Thursday, 19 April 2012

2 for the price of 1, plus the man who talks burgers!

As someone who works in retail thought I'd do a special offer in terms of challenges to FGW tonight.

1) Why do FGW insist on having 3 first class carriages on their fast services when they don't ever have enough passengers utilising the service to fill 1? This results in many normal travellers stood in standard aisles and vestibules whilst plenty of seats remain empty. Surely from a safety point of view it would be better to re direct standing passengers to these seats. Even better have the right number of relevant coaches, after all standard tickets cost enough! Sort it out.

2) why let a train leave the station, travel 200 yards then stop and wait 5 minutes for freight train to rumble over some points, before then progressing at a snails pace to the next station. This made us 10 minutes late by the first stop in the final leg of the journey. Why not give the passenger train priority at rush hour as I'm reliably informed by a pal of mine who is a self confessed transport nut, rather than making everyone late home. Mind you we all used our phones to contact loved ones, so maybe FGW has a deal with various phone networks to increase usage...or am I over analysing things a tad.

Well that's the moans, now for one of those only seen on a train commute. As I got on the packed train from Paddington and found a little space in the vestibule I saw a man looking out the opposite door.

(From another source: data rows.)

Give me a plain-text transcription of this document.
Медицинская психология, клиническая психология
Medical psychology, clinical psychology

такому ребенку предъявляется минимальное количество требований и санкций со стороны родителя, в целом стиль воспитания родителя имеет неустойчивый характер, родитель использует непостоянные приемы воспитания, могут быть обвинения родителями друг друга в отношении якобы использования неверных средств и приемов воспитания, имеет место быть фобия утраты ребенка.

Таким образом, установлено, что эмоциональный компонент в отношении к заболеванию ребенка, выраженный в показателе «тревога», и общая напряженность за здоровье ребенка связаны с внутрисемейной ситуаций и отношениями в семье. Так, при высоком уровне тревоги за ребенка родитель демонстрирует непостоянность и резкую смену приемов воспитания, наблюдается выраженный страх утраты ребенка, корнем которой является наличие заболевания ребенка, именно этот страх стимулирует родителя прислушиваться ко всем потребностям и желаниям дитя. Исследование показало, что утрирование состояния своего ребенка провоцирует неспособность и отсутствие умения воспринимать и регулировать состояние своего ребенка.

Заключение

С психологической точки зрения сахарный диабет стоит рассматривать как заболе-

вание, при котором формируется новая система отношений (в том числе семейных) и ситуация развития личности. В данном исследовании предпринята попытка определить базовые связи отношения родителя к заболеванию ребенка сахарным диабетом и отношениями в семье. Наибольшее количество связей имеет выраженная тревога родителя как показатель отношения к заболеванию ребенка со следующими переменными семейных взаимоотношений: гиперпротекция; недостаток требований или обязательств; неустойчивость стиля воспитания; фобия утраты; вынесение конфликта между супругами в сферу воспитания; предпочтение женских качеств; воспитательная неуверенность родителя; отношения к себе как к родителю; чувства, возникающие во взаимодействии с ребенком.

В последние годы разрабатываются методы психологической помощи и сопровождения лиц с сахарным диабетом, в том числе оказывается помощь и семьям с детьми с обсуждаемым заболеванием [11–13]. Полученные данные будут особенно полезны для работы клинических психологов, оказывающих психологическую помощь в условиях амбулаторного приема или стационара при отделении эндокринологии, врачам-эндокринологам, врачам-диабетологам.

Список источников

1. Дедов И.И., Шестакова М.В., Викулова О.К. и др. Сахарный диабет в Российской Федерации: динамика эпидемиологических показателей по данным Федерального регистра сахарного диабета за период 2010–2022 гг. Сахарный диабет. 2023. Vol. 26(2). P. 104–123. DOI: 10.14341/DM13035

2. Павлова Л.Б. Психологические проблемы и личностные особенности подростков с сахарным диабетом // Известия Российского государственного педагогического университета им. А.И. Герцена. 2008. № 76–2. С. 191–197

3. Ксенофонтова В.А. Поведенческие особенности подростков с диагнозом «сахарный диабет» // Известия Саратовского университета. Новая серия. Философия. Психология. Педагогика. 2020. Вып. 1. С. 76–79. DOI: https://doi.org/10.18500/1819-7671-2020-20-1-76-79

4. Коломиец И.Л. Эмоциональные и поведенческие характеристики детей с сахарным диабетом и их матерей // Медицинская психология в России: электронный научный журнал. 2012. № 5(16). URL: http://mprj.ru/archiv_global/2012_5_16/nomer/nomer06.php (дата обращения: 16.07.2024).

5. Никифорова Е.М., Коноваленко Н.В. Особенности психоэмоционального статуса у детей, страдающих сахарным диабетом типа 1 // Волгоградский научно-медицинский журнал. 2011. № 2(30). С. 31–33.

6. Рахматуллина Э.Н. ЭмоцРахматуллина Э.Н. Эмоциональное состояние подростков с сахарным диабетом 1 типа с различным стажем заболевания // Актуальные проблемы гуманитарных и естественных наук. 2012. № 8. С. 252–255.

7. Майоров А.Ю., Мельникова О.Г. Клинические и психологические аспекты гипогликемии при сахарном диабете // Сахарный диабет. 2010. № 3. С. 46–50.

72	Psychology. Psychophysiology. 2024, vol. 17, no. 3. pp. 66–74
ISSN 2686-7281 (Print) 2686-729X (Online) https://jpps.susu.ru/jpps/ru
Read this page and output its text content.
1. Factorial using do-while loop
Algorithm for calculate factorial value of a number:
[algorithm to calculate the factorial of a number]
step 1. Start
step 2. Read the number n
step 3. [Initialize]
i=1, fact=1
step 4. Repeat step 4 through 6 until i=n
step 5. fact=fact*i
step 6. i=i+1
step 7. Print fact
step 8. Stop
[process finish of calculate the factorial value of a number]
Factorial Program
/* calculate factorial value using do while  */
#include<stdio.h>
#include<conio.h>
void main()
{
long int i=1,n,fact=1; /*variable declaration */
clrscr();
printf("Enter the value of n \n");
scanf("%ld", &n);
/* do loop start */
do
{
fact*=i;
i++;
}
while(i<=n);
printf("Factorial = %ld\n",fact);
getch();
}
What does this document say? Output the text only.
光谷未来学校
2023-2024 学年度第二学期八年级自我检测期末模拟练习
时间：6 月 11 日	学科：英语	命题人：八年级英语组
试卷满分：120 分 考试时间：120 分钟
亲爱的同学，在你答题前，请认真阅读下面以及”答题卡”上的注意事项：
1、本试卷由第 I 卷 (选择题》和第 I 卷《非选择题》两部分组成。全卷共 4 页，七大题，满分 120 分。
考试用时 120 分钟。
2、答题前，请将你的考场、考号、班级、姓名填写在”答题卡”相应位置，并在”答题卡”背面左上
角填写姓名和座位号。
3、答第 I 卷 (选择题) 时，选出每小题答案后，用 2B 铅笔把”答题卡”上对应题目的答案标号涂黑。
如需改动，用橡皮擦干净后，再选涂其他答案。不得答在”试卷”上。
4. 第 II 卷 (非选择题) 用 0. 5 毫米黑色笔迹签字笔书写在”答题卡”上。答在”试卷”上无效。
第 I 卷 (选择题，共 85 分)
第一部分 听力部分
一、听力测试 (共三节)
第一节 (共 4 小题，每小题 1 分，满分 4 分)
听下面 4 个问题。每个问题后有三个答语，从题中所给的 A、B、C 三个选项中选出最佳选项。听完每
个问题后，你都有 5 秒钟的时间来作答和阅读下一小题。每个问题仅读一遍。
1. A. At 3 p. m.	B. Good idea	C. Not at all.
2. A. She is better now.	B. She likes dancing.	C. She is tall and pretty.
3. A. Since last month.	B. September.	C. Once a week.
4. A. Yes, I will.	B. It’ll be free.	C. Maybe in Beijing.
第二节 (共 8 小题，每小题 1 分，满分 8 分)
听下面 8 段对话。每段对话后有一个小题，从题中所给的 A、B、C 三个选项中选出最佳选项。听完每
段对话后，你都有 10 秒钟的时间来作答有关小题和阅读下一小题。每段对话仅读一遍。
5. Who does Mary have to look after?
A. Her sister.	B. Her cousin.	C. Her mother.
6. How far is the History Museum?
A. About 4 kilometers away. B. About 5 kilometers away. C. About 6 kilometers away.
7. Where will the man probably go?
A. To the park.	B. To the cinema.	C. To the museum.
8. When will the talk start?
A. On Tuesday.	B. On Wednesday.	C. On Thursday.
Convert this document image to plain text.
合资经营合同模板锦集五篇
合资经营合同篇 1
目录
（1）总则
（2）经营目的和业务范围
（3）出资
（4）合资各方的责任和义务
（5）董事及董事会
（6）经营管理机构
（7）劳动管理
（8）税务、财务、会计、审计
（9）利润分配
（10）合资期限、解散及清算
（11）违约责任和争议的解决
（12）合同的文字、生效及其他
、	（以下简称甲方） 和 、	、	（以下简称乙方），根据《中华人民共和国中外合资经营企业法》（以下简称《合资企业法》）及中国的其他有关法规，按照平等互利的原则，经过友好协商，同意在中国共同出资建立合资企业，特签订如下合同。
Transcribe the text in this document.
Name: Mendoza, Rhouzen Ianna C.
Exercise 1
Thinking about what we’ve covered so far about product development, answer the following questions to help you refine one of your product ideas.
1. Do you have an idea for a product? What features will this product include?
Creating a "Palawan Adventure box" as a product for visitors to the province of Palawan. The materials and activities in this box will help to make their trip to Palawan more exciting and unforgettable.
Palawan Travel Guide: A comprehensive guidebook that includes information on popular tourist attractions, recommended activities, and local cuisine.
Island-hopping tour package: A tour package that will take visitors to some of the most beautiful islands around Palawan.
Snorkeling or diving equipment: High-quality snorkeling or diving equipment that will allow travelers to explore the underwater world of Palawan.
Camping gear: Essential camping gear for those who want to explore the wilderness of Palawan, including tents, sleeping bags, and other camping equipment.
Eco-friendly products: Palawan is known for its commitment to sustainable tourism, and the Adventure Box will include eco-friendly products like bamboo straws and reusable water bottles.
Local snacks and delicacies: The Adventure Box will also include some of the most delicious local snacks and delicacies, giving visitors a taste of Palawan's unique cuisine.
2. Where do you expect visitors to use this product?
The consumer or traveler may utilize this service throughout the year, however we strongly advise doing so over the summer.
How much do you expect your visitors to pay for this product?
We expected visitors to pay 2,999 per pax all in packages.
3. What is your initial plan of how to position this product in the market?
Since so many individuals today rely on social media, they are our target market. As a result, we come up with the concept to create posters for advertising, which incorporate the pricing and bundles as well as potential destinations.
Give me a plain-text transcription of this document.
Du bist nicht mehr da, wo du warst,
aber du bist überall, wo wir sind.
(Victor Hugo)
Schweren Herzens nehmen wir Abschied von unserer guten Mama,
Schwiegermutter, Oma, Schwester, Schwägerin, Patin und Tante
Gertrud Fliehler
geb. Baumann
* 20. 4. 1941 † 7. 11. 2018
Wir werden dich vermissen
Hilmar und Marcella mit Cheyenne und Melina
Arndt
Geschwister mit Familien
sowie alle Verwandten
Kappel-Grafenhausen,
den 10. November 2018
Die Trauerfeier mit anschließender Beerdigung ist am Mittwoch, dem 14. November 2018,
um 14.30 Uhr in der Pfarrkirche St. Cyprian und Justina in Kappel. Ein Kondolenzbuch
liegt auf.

He was talking, and I assumed he must be in his phone. I assumed wrong. "your looking good," he said, "good enough to eat." Given he was staring at the blacked out windows of the train opposite I had 2 thoughts at this stage. One was he was a true train spotter, the second was he was talking to me, in which case I should move. Each to their own and all that but all that is not of interest to me. Then he continued "where to start though....the lettuce, the tomato, the bun, or the meat..." which he said almost adoringly. There was a rustle of paper then I saw him raise a burger from that well known chain, Burger King, to his lips. Whilst this was going on a lady joined us in vestibule. She gave a start when the man said "Mmmm so good...I want more of you," as he continued in his private world of food ecstasy. I think she thought for a moment he was talking to her. He became more ecstatic as he ate..."oh yes, this is what I wanted," and the lady leant across to me asking very quietly "Is he talking to his food?" The man was in a state of almost orgasmic delight and didn't hear me say "Yes, he really is." As the line in the film goes, I'll have what he's having.